Deep Learning Fundamentals with Keras EDX Week-5 Final Exam Answers

This is answer-key to the IBM course named IBM DL0101EN Deep Learning Fundamentals with Keras Final Exam of week 5 (20 Questions)

Download the Concrete Dataset by click here.

This is how the finished data-set looks like.
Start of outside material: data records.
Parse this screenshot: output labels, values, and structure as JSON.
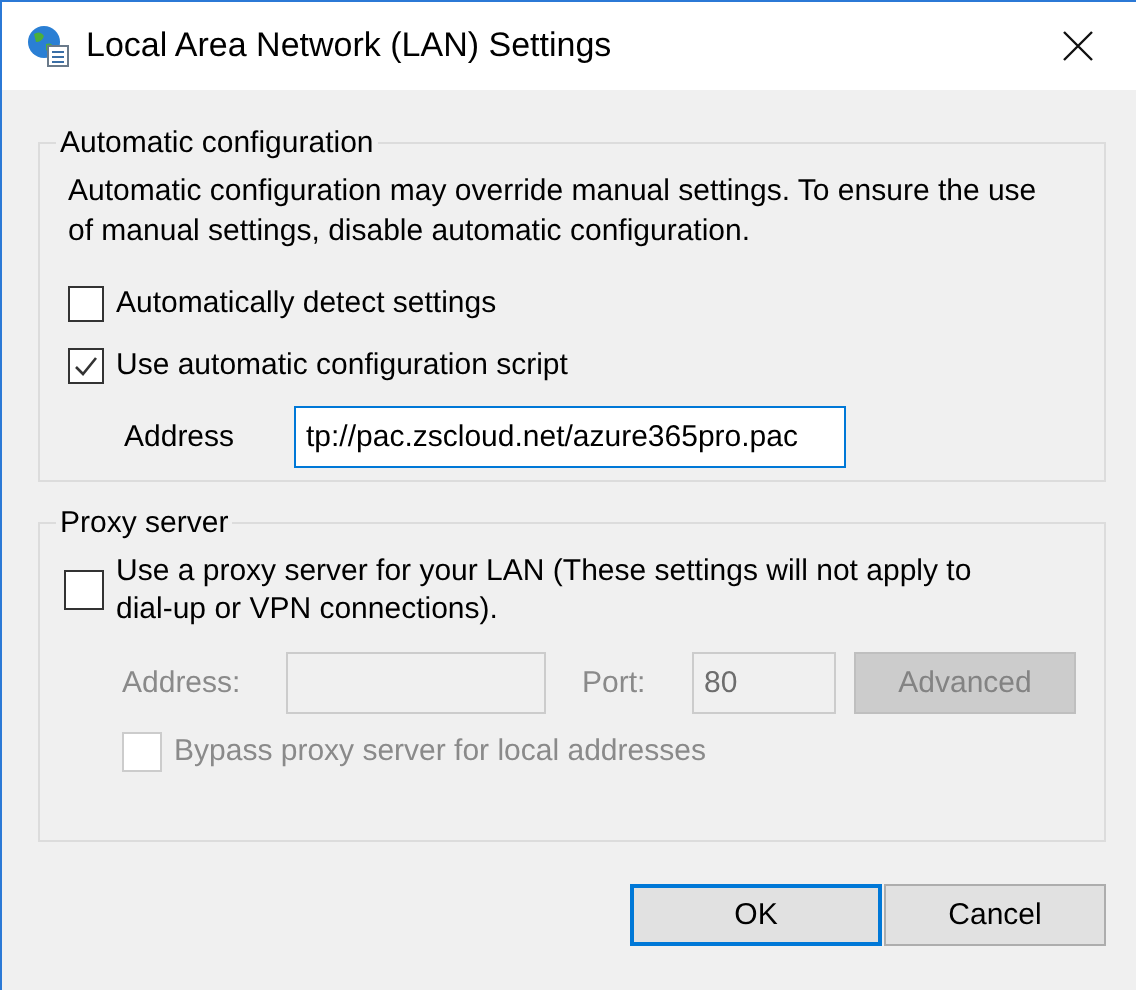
{
  "window": {
    "title": "Local Area Network (LAN) Settings"
  },
  "automatic_configuration": {
    "legend": "Automatic configuration",
    "description": "Automatic configuration may override manual settings.  To ensure the use of manual settings, disable automatic configuration.",
    "options": [
      {
        "label": "Automatically detect settings",
        "checked": false
      },
      {
        "label": "Use automatic configuration script",
        "checked": true
      }
    ],
    "address": {
      "label": "Address",
      "value": "tp://pac.zscloud.net/azure365pro.pac",
      "focused": true
    }
  },
  "proxy_server": {
    "legend": "Proxy server",
    "use_proxy": {
      "label": "Use a proxy server for your LAN (These settings will not apply to dial-up or VPN connections).",
      "checked": false
    },
    "address": {
      "label": "Address:",
      "disabled": true
    },
    "port": {
      "label": "Port:",
      "value": "80",
      "disabled": true
    },
    "advanced": {
      "label": "Advanced",
      "disabled": true
    },
    "bypass": {
      "label": "Bypass proxy server for local addresses",
      "checked": false,
      "disabled": true
    }
  },
  "buttons": [
    {
      "label": "OK",
      "default": true
    },
    {
      "label": "Cancel",
      "default": false
    }
  ]
}
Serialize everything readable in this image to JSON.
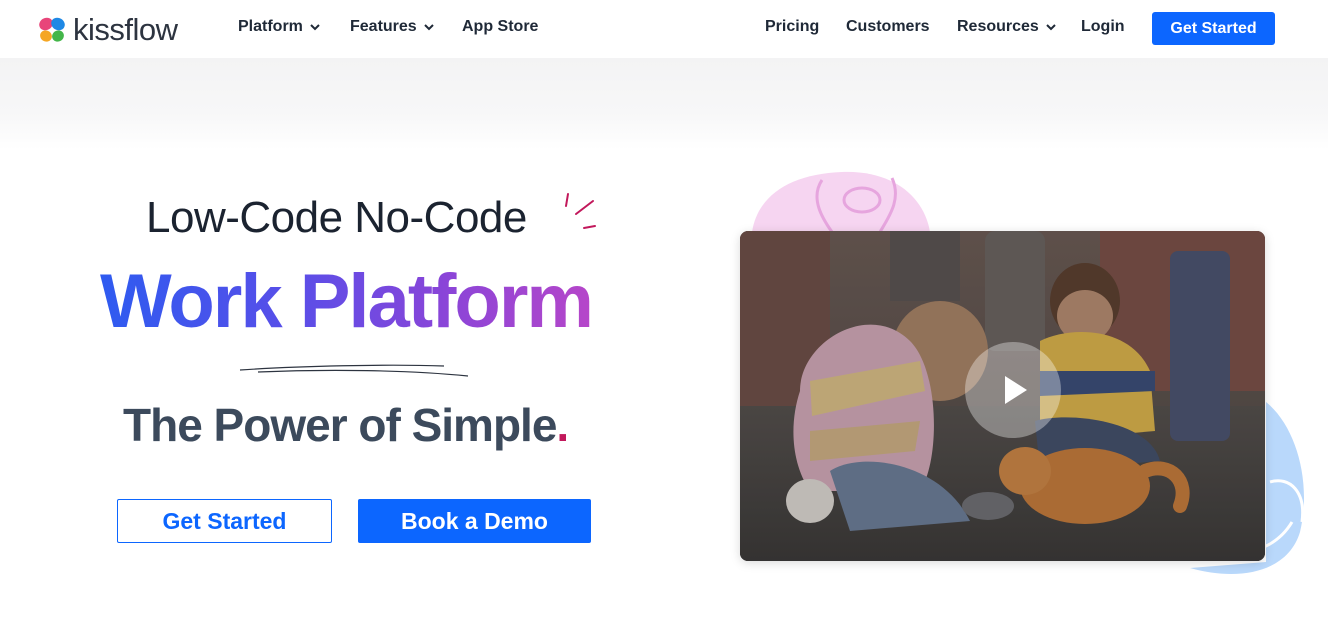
{
  "brand": {
    "name": "kissflow"
  },
  "nav": {
    "left_items": [
      {
        "label": "Platform",
        "dropdown": true
      },
      {
        "label": "Features",
        "dropdown": true
      },
      {
        "label": "App Store",
        "dropdown": false
      }
    ],
    "right_items": [
      {
        "label": "Pricing",
        "dropdown": false
      },
      {
        "label": "Customers",
        "dropdown": false
      },
      {
        "label": "Resources",
        "dropdown": true
      },
      {
        "label": "Login",
        "dropdown": false
      }
    ],
    "cta_label": "Get Started"
  },
  "hero": {
    "subtitle": "Low-Code No-Code",
    "title": "Work Platform",
    "tagline": "The Power of Simple",
    "tagline_dot": ".",
    "primary_button": "Get Started",
    "secondary_button": "Book a Demo"
  },
  "video": {
    "play_icon": "play-icon"
  },
  "colors": {
    "brand_blue": "#0c66ff",
    "title_gradient_start": "#2e5bf0",
    "title_gradient_end": "#b646c9",
    "accent_pink": "#c2185b",
    "blob_pink": "#f6d5f1",
    "blob_blue": "#b9d8fb"
  }
}
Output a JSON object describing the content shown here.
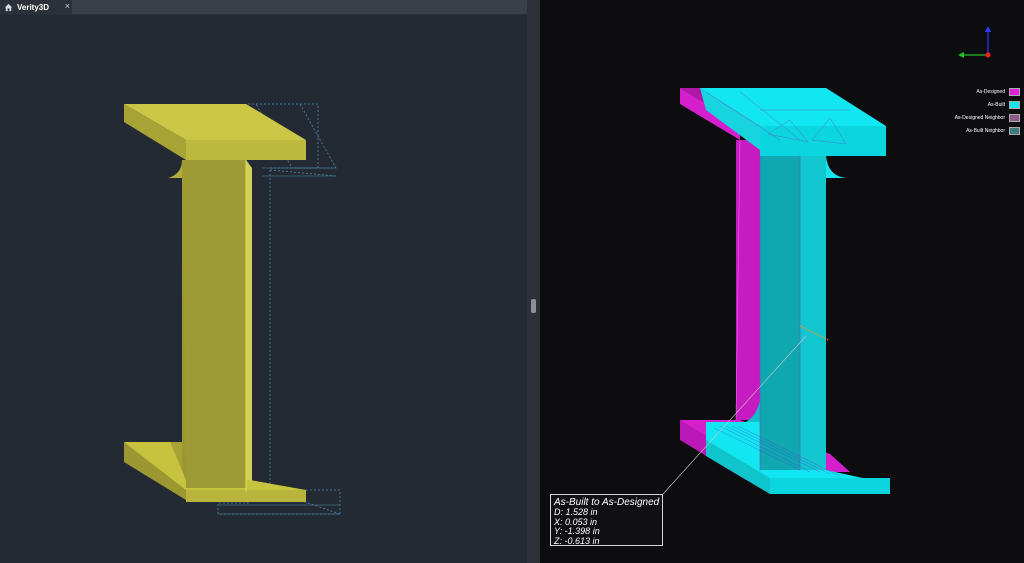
{
  "tab": {
    "title": "Verity3D",
    "close_icon": "×",
    "home_icon": "home-icon",
    "menu_icon": "chevron-down-icon"
  },
  "legend": [
    {
      "label": "As-Designed",
      "color": "#e020d8"
    },
    {
      "label": "As-Built",
      "color": "#12e6f0"
    },
    {
      "label": "As-Designed Neighbor",
      "color": "#8a5a88"
    },
    {
      "label": "As-Built Neighbor",
      "color": "#3c7c80"
    }
  ],
  "readout": {
    "title": "As-Built to As-Designed",
    "d": "D: 1.528 in",
    "x": "X: 0.053 in",
    "y": "Y: -1.398 in",
    "z": "Z: -0.613 in"
  },
  "colors": {
    "beam_yellow": "#c8c43c",
    "as_designed": "#e020d8",
    "as_built": "#12e6f0",
    "viewport_bg": "#242a33"
  }
}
Deep Learning Fundamentals with Keras EDX Week-5 Final Exam Answers

So we are directly starting with the code

CODE –

Importing Required Packages

import pandas as pd
import numpy as np

Importing Convulation

concrete_data = pd.read_csv('https://cocl.us/concrete_data')
concrete_data.head()
concrete_data.shape
concrete_data.describe()
concrete_data.isnull().sum()

Cleaning and Normalizing given Data

concrete_data_columns = concrete_data.columns
predictors = concrete_data[concrete_data_columns[concrete_data_columns != 'Strength']] # all columns except Strength
target = concrete_data['Strength'] # Strength column
predictors.head()
target.head()
n_cols = predictors.shape[1] # number of predictors
n_cols

Importing Keras

import keras

Import Useful Packages

from keras.models import Sequential
from keras.layers import Dense
# define regression model
def regression_model():
    # create model
    model = Sequential()
    model.add(Dense(10, activation='relu', input_shape=(n_cols,)))
    model.add(Dense(1))
    
    # compile model
    model.compile(optimizer='adam', loss='mean_squared_error')
    return model
from sklearn.model_selection import train_test_split
X_train, X_test, y_train, y_test = train_test_split(predictors, target, test_size=0.3, random_state=42)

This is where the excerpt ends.